Текст книги "Последняя воля Станиславы Д'Асп"
Автор книги: Ганс Эверс
Жанр: Ужасы и Мистика
сообщить о неприемлемом содержимом
Текущая страница: 2 (всего у книги 2 страниц)
Замок Ронваль, 25.VI.04. Станислава, графиня д'Оль-Ониваль».
Фламандец протянул листок графу:
– Вот – это все.
– Я это хорошо знал; так и она мне говорила. А ты думал, что тут могло быть что-нибудь другое?
Ян Ольеслагерс стал ходить большими шагами взад и вперед.
– Откровенно говоря – да! Разве ты не говорил, что этот обычай хоронить членов вашей семьи всегда соблюдается оставшимися в живых родственниками?
– Да.
– И что ты во всяком случае оказал бы эту честь Станиславе?
– Безусловно!
– Но почему же тогда, скажи ради Бога, заставила она тебя дважды поклясться в том, что подразумевается само собою, – да еще так торжественно поклясться?
Граф взял в руки фотографию графини и долго смотрел на нее.
– Это моя вина, – сказал он, – моя великая вина. Иди, сядь здесь, я все объясню тебе. Вот видишь, графиня верила в мою любовь к ней. И когда эта любовь в первый раз обманула ее ожидания, то для нее это было то же самое, что упасть в бездну. Когда я ей отказал в том, о чем она просила меня, она думала, что я шучу. Так она была уверена, что в силу моей любви к ней я исполню то, о чем она меня просила. И когда она увидела мою слабость, когда она убедилась в том, что я не отпущу ее, когда она потеряла то единственное, во что верила, тогда в ней произошла странная перемена. Казалось, словно я лишил ее жизнь содержания. Она начала медленно чахнуть, она таяла, как тень во время заката солнца.
Так по крайней мере я все это понимал.
В течение нескольких месяцев она не покидала своей комнаты.
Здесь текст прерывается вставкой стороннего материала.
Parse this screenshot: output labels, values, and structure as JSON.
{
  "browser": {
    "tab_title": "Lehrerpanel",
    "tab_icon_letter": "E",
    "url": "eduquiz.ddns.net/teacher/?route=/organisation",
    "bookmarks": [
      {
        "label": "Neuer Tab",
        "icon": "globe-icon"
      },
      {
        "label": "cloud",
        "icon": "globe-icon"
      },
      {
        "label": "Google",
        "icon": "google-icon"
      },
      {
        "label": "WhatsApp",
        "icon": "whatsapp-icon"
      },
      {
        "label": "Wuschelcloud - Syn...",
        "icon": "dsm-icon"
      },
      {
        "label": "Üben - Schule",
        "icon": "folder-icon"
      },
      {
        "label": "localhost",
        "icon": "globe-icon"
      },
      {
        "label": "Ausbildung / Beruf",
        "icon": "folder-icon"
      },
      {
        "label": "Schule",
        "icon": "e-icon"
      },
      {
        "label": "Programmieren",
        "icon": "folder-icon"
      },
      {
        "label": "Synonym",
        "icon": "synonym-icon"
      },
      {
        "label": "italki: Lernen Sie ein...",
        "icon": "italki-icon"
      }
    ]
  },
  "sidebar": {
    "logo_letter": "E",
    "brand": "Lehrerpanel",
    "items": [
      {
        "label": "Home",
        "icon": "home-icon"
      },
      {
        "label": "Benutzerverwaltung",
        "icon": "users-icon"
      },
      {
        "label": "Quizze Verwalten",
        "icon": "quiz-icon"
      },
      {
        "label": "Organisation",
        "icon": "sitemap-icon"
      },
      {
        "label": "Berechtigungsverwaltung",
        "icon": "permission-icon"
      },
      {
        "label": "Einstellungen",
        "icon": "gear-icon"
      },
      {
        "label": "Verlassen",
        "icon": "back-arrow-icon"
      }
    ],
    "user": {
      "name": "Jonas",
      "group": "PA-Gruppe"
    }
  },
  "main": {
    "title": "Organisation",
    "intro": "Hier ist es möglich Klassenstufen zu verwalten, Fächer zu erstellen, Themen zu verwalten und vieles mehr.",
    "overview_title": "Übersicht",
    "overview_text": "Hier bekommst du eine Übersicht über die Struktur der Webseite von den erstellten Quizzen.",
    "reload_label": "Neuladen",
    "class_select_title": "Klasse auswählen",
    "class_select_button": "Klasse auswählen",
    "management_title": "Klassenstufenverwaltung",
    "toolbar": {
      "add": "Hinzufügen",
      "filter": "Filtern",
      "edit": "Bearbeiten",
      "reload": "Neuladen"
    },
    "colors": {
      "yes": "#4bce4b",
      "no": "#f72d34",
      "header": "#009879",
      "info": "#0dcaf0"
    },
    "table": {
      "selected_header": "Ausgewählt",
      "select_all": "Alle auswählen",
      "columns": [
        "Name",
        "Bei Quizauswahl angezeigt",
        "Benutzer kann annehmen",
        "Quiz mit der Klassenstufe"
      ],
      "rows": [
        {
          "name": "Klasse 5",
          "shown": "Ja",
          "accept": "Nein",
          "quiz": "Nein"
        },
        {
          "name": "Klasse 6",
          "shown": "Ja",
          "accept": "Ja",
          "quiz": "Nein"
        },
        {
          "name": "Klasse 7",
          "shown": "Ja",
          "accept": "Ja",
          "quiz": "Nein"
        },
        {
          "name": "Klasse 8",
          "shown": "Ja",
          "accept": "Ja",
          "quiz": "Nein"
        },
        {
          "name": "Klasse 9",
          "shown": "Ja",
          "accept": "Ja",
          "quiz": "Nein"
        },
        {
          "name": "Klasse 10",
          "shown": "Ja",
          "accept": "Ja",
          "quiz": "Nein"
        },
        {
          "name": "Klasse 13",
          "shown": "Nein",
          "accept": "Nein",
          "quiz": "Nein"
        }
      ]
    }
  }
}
Она сидела на балконе, молча, мечтательно взирая на верхушки высоких деревьев. Ха все это время она почти не разговаривала со мной. Она ни на что не жаловалась; казалось, она изо дня в день раздумывает только о какой-то тайне. Раз как-то я застал ее в библиотеке, она лежала на полу и усердно перелистывала всевозможные книги, как бы ища чего-то. Но я не видел, какие книги она рассматривала; она попросила меня выйти. Потом я заметил, что она стала много писать, она писала каждый день по два, по три письма. Вскоре после этого со всех сторон на ее имя стали приходить пакеты. Все это были книги, но какого рода – я не знаю, она сожгла их перед своей смертью. Знаю только, что все эти книги имели отношение к токсикологии. Она усердно изучала их; целые ночи напролет я бегал по парку и смотрел на матовый свет в ее окне. Потом она снова начала писать письма, и тогда на ее имя стали приходить странные посылки, обозначенные как пробы. На них были обозначены имена отправителей: Мерка из Дармштадта, Хейсера из Цюриха и других известных фирм, торгующих ядами. Мне стало страшно, я подумал, что она хочет отравиться. Я собрался с духом и спросил ее об этом. Она засмеялась.
– Умереть? Нет, это не для смерти! Это только для того, чтобы лучше сохраниться!
Я чувствовал, что она говорит неправду, и все-таки ее ответ не успокоил меня. Два раза приходила пакеты, которые необходимо было взять в таможне; я спросил ее, нельзя ли мне самому их получить. Я думал, что она откажет мне в этом, однако она ответила мне небрежно:
– Почему же нет? Возьми их!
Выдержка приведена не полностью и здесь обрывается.